In re J.C.M.J.C., 268 N.C. App. 47 (2019)

  • Facts: DSS filed a petition alleging neglect after (1) receiving reports of children being unattended outside, father smoking marijuana, suspected domestic violence, and an unclean home and (2) needing to file an interference petition due to parents refusal to cooperate with the DSS assessment. At the adjudicatory hearing, one witness was called – the DSS social worker. The children were adjudicated neglected based on the brief social worker testimony and judicial notice of the findings in the nonsecure custody order. Respondents appeal, challenging the findings of fact and conclusion of law.
  • Standard of review: Are the findings of fact based on clear and convincing competent evidence, and do the findings support the conclusions of law.

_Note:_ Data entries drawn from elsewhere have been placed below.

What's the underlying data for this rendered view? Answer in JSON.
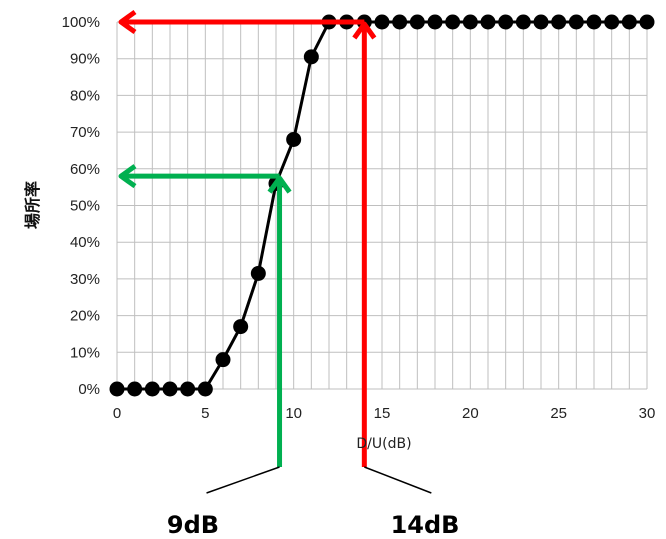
{
  "chart_data": {
    "type": "line",
    "xlabel": "D/U(dB)",
    "ylabel": "場所率",
    "xlim": [
      0,
      30
    ],
    "ylim": [
      0,
      100
    ],
    "x_ticks": [
      "0",
      "5",
      "10",
      "15",
      "20",
      "25",
      "30"
    ],
    "y_ticks": [
      "0%",
      "10%",
      "20%",
      "30%",
      "40%",
      "50%",
      "60%",
      "70%",
      "80%",
      "90%",
      "100%"
    ],
    "grid": true,
    "series": [
      {
        "x": [
          0,
          1,
          2,
          3,
          4,
          5,
          6,
          7,
          8,
          9,
          10,
          11,
          12,
          13,
          14,
          15,
          16,
          17,
          18,
          19,
          20,
          21,
          22,
          23,
          24,
          25,
          26,
          27,
          28,
          29,
          30
        ],
        "y": [
          0,
          0,
          0,
          0,
          0,
          0,
          8,
          17,
          31.5,
          56,
          68,
          90.5,
          100,
          100,
          100,
          100,
          100,
          100,
          100,
          100,
          100,
          100,
          100,
          100,
          100,
          100,
          100,
          100,
          100,
          100,
          100
        ],
        "color": "#000000"
      }
    ],
    "annotations": [
      {
        "label": "9dB",
        "x": 9.2,
        "y": 58,
        "color": "#00b050"
      },
      {
        "label": "14dB",
        "x": 14,
        "y": 100,
        "color": "#ff0000"
      }
    ]
  }
}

Conclusions of law are reviewed de novo.
  • Judicial Notice: Although a trial court may take judicial notice of its own proceedings, “it is problematic to allow the trial court’s findings of fact in the [nonsecure custody order] to serve as the sole evidentiary support for the great majority of the adjudicatory findings….” Sl. Op. at 13.  Although the same standard of proof applies to a hearing on the need for continued nonsecure custody and the adjudicatory hearing – clear, cogent, and convincing evidence – the rules of evidence do not apply to a nonsecure custody hearing. There is no way to know if the findings for the nonsecure custody order were based on evidence that would be admissible at an adjudicatory hearing where the rules of evidence apply.
  • Findings: Many of the findings are recitations of allegations or reports and are not really findings of fact. They are not affirmative findings that would support a conclusion of neglect.  Other findings are not supported by clear and convincing evidence. The affirmative findings that were made focus mostly on the respondents’ obstruction with the DSS assessment and do not support a conclusion of neglect based on a lack of proper care, supervision, or disciplines or that the children lived in an injurious environment.
  • The smell of marijuana alone does not support an adjudication of neglect as there is no evidence of harm or substantial risk of harm to the juveniles (see Sl. Op. FN 5)
  • Multiple absences from school without findings contextualizing those absences – the reason, whether they were unexcused, the degree to which the children were academically behind – are insufficient to show the children were denied an education such that they were neglected. See In re McMillan, 30 N.C. App. 235 (1976); In re R.L.G., 816 S.E.2d 914 (2018).